I once worked for a CTO who had a very different leadership style than any other manager I had ever worked for in the past. He pulled from several different management techniques, but was ultimately rooted in the Socratic Method. Yes, he asked questions. Better still, he encouraged questions from those around him.

If you’re not familiar with the Socratic Method, it’s actually rather straight forward. This is the practice of teaching by asking open-ended questions with the intent on the students answering through examining their knowledge and beliefs. It is done to get students to think on the fly and not have to always rely on straight fact memorization. This discussion among students (and the instructor or leader) also adds the benefit of everyone involved buying in to the proposed answer, or at least knowing their their dissent was recognized and discussed and not just dismissed.

This CTO would quietly sit in meetings and listen. When the meeting was about over he would pose one, maybe two questions, and then watch and listen as we debated further. Occasionally he would have a predetermined outcome he wanted us to all reach, but more often than not he was just as interested in our discussion and path as we were.

More than once I would find myself in a one on one discussion with him and the only thing he’d say was a variant of “you make a valid point, but what is the real question you are trying to solve?” He challenged me to think deeper; to try and find the underlying question to the problem I was trying to solve. Some days it drove me crazy, but then I’d have that epiphany when I hit upon the “right question,” and it all became clearer to me.
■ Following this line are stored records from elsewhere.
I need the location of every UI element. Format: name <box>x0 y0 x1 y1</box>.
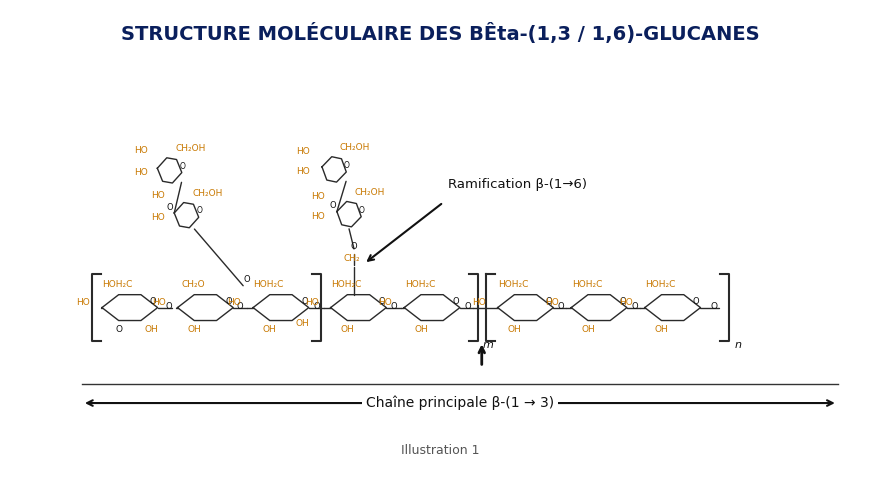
Text: HO: HO <box>312 212 326 221</box>
Text: OH: OH <box>295 319 309 328</box>
Text: HO: HO <box>150 191 165 200</box>
Text: CH₂: CH₂ <box>344 254 360 263</box>
Text: HO: HO <box>150 213 165 222</box>
Text: HO: HO <box>152 298 165 307</box>
Text: O: O <box>452 297 458 306</box>
Text: O: O <box>165 302 172 311</box>
Text: O: O <box>546 297 553 306</box>
Text: OH: OH <box>341 325 355 334</box>
Text: O: O <box>693 297 700 306</box>
Text: m: m <box>483 341 494 350</box>
Text: O: O <box>558 302 565 311</box>
Text: O: O <box>465 302 471 311</box>
Text: HOH₂C: HOH₂C <box>572 280 602 289</box>
Text: HO: HO <box>305 298 319 307</box>
Text: O: O <box>351 242 357 251</box>
Text: HO: HO <box>312 192 326 201</box>
Text: O: O <box>378 297 385 306</box>
Text: CH₂OH: CH₂OH <box>354 188 385 197</box>
Text: O: O <box>115 325 122 334</box>
Text: O: O <box>167 203 173 212</box>
Text: O: O <box>344 161 350 170</box>
Text: Ramification β-(1→6): Ramification β-(1→6) <box>449 178 588 191</box>
Text: O: O <box>180 161 185 171</box>
Text: HOH₂C: HOH₂C <box>253 280 284 289</box>
Text: OH: OH <box>655 325 669 334</box>
Text: HO: HO <box>472 298 486 307</box>
Text: OH: OH <box>414 325 428 334</box>
Text: HOH₂C: HOH₂C <box>331 280 362 289</box>
Text: O: O <box>237 302 244 311</box>
Text: Chaîne principale β-(1 → 3): Chaîne principale β-(1 → 3) <box>366 396 554 411</box>
Text: HO: HO <box>546 298 560 307</box>
Text: O: O <box>330 201 336 210</box>
Text: O: O <box>632 302 638 311</box>
Text: CH₂OH: CH₂OH <box>175 144 206 153</box>
Text: HO: HO <box>297 147 311 156</box>
Text: O: O <box>196 206 202 215</box>
Text: OH: OH <box>145 325 158 334</box>
Text: HOH₂C: HOH₂C <box>645 280 676 289</box>
Text: O: O <box>225 297 232 306</box>
Text: Illustration 1: Illustration 1 <box>400 444 480 457</box>
Text: O: O <box>391 302 398 311</box>
Text: HO: HO <box>77 298 90 307</box>
Text: O: O <box>620 297 626 306</box>
Text: OH: OH <box>263 325 276 334</box>
Text: O: O <box>150 297 157 306</box>
Text: CH₂O: CH₂O <box>181 280 205 289</box>
Text: HOH₂C: HOH₂C <box>405 280 435 289</box>
Text: O: O <box>711 302 718 311</box>
Text: HO: HO <box>620 298 633 307</box>
Text: O: O <box>313 302 320 311</box>
Text: O: O <box>301 297 308 306</box>
Text: HO: HO <box>378 298 392 307</box>
Text: OH: OH <box>581 325 595 334</box>
Text: CH₂OH: CH₂OH <box>339 143 370 152</box>
Text: CH₂OH: CH₂OH <box>193 189 223 198</box>
Text: OH: OH <box>508 325 521 334</box>
Text: HOH₂C: HOH₂C <box>102 280 133 289</box>
Text: HO: HO <box>297 167 311 176</box>
Text: O: O <box>244 275 251 284</box>
Text: n: n <box>734 341 741 350</box>
Text: HO: HO <box>134 168 148 177</box>
Text: OH: OH <box>187 325 202 334</box>
Text: HOH₂C: HOH₂C <box>498 280 529 289</box>
Text: HO: HO <box>227 298 241 307</box>
Text: O: O <box>359 205 364 215</box>
Text: HO: HO <box>134 146 148 155</box>
Text: STRUCTURE MOLÉCULAIRE DES BÊta-(1,3 / 1,6)-GLUCANES: STRUCTURE MOLÉCULAIRE DES BÊta-(1,3 / 1,… <box>121 23 759 44</box>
I have always been inquisitive. It’s just my nature to ask questions. However, watching him in action was enlightening. I could wax poetic about how he had elevated it to an art form.

Those who didn’t like his methodology felt he was ineffectual because he didn’t always have a clearly defined agenda. They couldn’t have been more wrong. He knew what he wanted to achieve from the very beginning, but he asked us questions which in the end made all of us feel as though we had the ideas. In turn, that gave us a deeper ownership in the project as individual contributors as opposed to just receiving marching orders and being told what to do.

Since working under this person I’ve tried hard to “step my game up” with Socratic Management. I’ve tried to not just manage those around me, but lead them by asking questions and getting them to buy in to the ideas I have on their own. I’ve had some strange looks from some people, and have even had a few tell me that they’d rather just have me tell them what to do instead of asking all those questions. That’s fine, and I am happy to adjust for them. Others though really took to the questions, and I’ve watched them grow and become leaders in their own rights.

I still hear that CTO as a little voice in my head, telling me “You still haven’t asked the right question.” It drives me every day.